Rather than think climate change and the corona virus as science, think of it as the wrath of God. Do you feel any better?

-Dik

RE: Amusement Park ride tragedy

The most important distinction for red Loctites is the bolt diameter. Larger bolts have greater clearances which don't promote the anaerobic conditions required to cure the Loctite.

RE: Amusement Park ride tragedy

So did the ride manufacturer provide a procedure for prox switch adjustment/replacement?

RE: Amusement Park ride tragedy

not sure if someone else hasn't made this comment...
after watching above, the resolution of the safety switch versus the final position it was verifying. such a small change resulting in large differance in closure gap.

RE: Amusement Park ride tragedy

Loctite is not the issue here. Safety switches should never be mounted in the manner shown. Ultimately, it is not possible for the machine designer to completely prevent intentional tampering, though.

RE: Amusement Park ride tragedy

Agreed, use of Loctite is irrelevant to the whole discussion. The intent when designing this ride might have been good, but in my opinion the implementation is terrible. Loctite won't fix this crappy implementation.

We've seen the pictures of the single proximity switch that determines the restraint is lowered enough. Has anyone seen details on the latching system and the safeties on it?

RE: Amusement Park ride tragedy

Quote (Safety switches should never be mounted in the manner shown.)


Can you elaborate?

Also... if the set screws were of a sufficient grade, the connection should be slip critical and loosening should not be an issue. If the fasteners were behind a screw on 'cover plate' they could still be 'messed with'.

Rather than think climate change and the corona virus as science, think of it as the wrath of God. Do you feel any better?

-Dik

RE: Amusement Park ride tragedy

The bracket should not be adjustable by enough for the safety function to matter. Shouldn't have slotted holes. It should have two holes in the right spot, not adjustable. I don't buy the commissioning argument. Even if calibration and field adjustment were necessary, they should accommodate only the minimum necessary amount of adjustment ... not as much adjustment as possible! Figure out where the holes needed to be during commissioning then replace the adjustable brackets with fixed brackets having the holes in the right spot. Or design it right in the first place.

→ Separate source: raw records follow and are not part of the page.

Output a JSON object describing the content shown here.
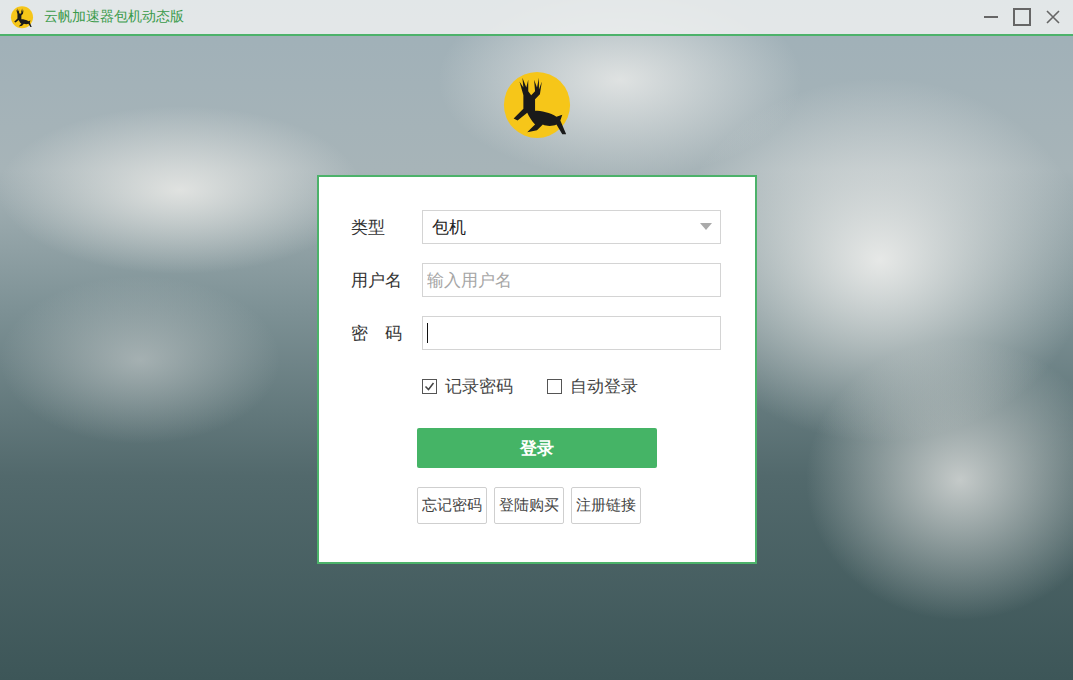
{
  "window": {
    "title": "云帆加速器包机动态版"
  },
  "form": {
    "fields": [
      {
        "label": "类型",
        "kind": "select",
        "value": "包机",
        "placeholder": "",
        "focused": false
      },
      {
        "label": "用户名",
        "kind": "input",
        "value": "",
        "placeholder": "输入用户名",
        "focused": false
      },
      {
        "label": "密　码",
        "kind": "password",
        "value": "",
        "placeholder": "",
        "focused": true
      }
    ],
    "checkboxes": [
      {
        "label": "记录密码",
        "checked": true
      },
      {
        "label": "自动登录",
        "checked": false
      }
    ],
    "submit": "登录",
    "links": [
      "忘记密码",
      "登陆购买",
      "注册链接"
    ]
  }
}
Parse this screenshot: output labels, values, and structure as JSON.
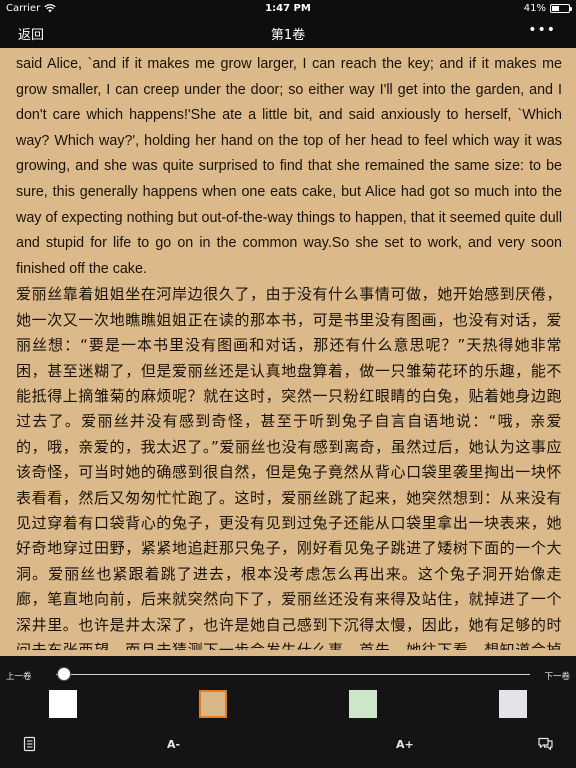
{
  "status_bar": {
    "carrier": "Carrier",
    "time": "1:47 PM",
    "battery": "41%",
    "battery_level": 0.41,
    "wifi_icon": "wifi-icon"
  },
  "nav": {
    "back_label": "返回",
    "title": "第1卷",
    "more_label": "•••"
  },
  "content": {
    "english_paragraph": "said Alice, `and if it makes me grow larger, I can reach the key; and if it makes me grow smaller, I can creep under the door; so either way I'll get into the garden, and I don't care which happens!'She ate a little bit, and said anxiously to herself, `Which way? Which way?', holding her hand on the top of her head to feel which way it was growing, and she was quite surprised to find that she remained the same size: to be sure, this generally happens when one eats cake, but Alice had got so much into the way of expecting nothing but out-of-the-way things to happen, that it seemed quite dull and stupid for life to go on in the common way.So she set to work, and very soon finished off the cake.",
    "chinese_paragraph": "爱丽丝靠着姐姐坐在河岸边很久了，由于没有什么事情可做，她开始感到厌倦，她一次又一次地瞧瞧姐姐正在读的那本书，可是书里没有图画，也没有对话，爱丽丝想：“要是一本书里没有图画和对话，那还有什么意思呢？”天热得她非常困，甚至迷糊了，但是爱丽丝还是认真地盘算着，做一只雏菊花环的乐趣，能不能抵得上摘雏菊的麻烦呢？就在这时，突然一只粉红眼睛的白兔，贴着她身边跑过去了。爱丽丝并没有感到奇怪，甚至于听到兔子自言自语地说：“哦，亲爱的，哦，亲爱的，我太迟了。”爱丽丝也没有感到离奇，虽然过后，她认为这事应该奇怪，可当时她的确感到很自然，但是兔子竟然从背心口袋里袭里掏出一块怀表看看，然后又匆匆忙忙跑了。这时，爱丽丝跳了起来，她突然想到：从来没有见过穿着有口袋背心的兔子，更没有见到过兔子还能从口袋里拿出一块表来，她好奇地穿过田野，紧紧地追赶那只兔子，刚好看见兔子跳进了矮树下面的一个大洞。爱丽丝也紧跟着跳了进去，根本没考虑怎么再出来。这个兔子洞开始像走廊，笔直地向前，后来就突然向下了，爱丽丝还没有来得及站住，就掉进了一个深井里。也许是井太深了，也许是她自己感到下沉得太慢，因此，她有足够的时间去东张西望，而且去猜测下一步会发生什么事，首先，她往下看，想知道会掉到什"
  },
  "controls": {
    "prev_chapter": "上一卷",
    "next_chapter": "下一卷",
    "progress": 0.0,
    "themes": [
      {
        "name": "white",
        "color": "#ffffff",
        "selected": false
      },
      {
        "name": "tan",
        "color": "#d8b786",
        "selected": true
      },
      {
        "name": "green",
        "color": "#cde5c9",
        "selected": false
      },
      {
        "name": "gray",
        "color": "#e4e3e8",
        "selected": false
      }
    ],
    "font_decrease": "A-",
    "font_increase": "A+",
    "catalog_icon": "catalog-icon",
    "comment_icon": "comment-icon"
  },
  "colors": {
    "background": "#dcb98a",
    "bars": "#0e0e0e",
    "accent": "#e37d22"
  }
}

EN 1088 (interlocking devices associated with guards) requires protection against tampering, e.g. use of tamper-resistant fasteners ... although I would have to say, I have never seen this applied in reality. Equipment destined for use by (relatively) unqualified personnel would be a prime application for that, though ...

https://www.schmersalusa.com/uploads/media/Tamperi...

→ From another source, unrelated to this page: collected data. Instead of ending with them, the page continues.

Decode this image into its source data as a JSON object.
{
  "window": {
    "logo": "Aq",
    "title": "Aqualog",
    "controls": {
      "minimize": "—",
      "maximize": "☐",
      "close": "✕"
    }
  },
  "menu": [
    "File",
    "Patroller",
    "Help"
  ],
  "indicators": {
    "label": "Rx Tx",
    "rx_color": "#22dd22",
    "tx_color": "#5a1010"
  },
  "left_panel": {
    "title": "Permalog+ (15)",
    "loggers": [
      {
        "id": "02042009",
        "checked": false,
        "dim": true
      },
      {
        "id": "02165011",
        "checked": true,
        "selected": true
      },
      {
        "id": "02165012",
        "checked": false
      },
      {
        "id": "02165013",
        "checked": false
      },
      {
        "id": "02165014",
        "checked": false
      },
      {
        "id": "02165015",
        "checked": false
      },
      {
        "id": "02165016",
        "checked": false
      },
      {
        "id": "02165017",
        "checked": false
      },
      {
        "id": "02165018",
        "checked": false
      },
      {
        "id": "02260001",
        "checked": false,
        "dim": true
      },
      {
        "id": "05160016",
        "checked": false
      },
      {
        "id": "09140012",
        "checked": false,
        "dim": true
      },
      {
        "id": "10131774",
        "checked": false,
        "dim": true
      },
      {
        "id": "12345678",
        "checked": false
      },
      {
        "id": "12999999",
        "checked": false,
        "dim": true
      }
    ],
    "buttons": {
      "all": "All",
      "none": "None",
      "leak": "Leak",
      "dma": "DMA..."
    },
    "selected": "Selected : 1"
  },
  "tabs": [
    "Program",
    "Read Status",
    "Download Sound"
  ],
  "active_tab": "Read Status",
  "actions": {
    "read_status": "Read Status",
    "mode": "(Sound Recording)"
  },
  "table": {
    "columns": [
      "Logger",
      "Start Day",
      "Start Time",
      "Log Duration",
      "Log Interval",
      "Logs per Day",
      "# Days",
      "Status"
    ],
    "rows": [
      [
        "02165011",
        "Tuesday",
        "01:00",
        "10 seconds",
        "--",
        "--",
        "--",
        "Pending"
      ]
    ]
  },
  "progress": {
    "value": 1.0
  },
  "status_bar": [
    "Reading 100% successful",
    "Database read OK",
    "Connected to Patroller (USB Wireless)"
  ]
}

RE: Amusement Park ride tragedy

I should add that the switch they are using is not a "single proximity switch". It is a Pilz PSEN coded safety switch. There is no issue with the switch itself - it contains protection against electrical faults and it cannot be circumvented with simple objects (coin, washer, etc) the way a "proximity switch" can. The switch is fine. The way it's mounted is wrong.

RE: Amusement Park ride tragedy

Thanks, Brian.

Rather than think climate change and the corona virus as science, think of it as the wrath of God. Do you feel any better?

-Dik

RE: Amusement Park ride tragedy

Are they saying the switch was adjusted to accommodate the larger rider? I find that doubtful. If it was misadjusted earlier what are the odds that the large rider found that specific seat. Or were there many seats misadjusted?

RE: Amusement Park ride tragedy

Earlier reports indicated that several seats were adjusted to accommodate larger patrons and those larger patrons were directed to those seats.

RE: Amusement Park ride tragedy

A pretty good summary there, but the last sentence is a joke. This ride was, IMHO, a disastor waiting to happen.

Tilting forward wasn't mentioned but critically removes a level of safety by changing the force path from one going through the seat to requiring the harness to actually hold the person in. Then no second restraint to prevent submarining and then the "manual" adjustment to accommodate larger riders but still activate the position sensor to say it was all good all add up.

It then took a rather exceptionally large individual to breach the boundaries, but "accident"?? No way.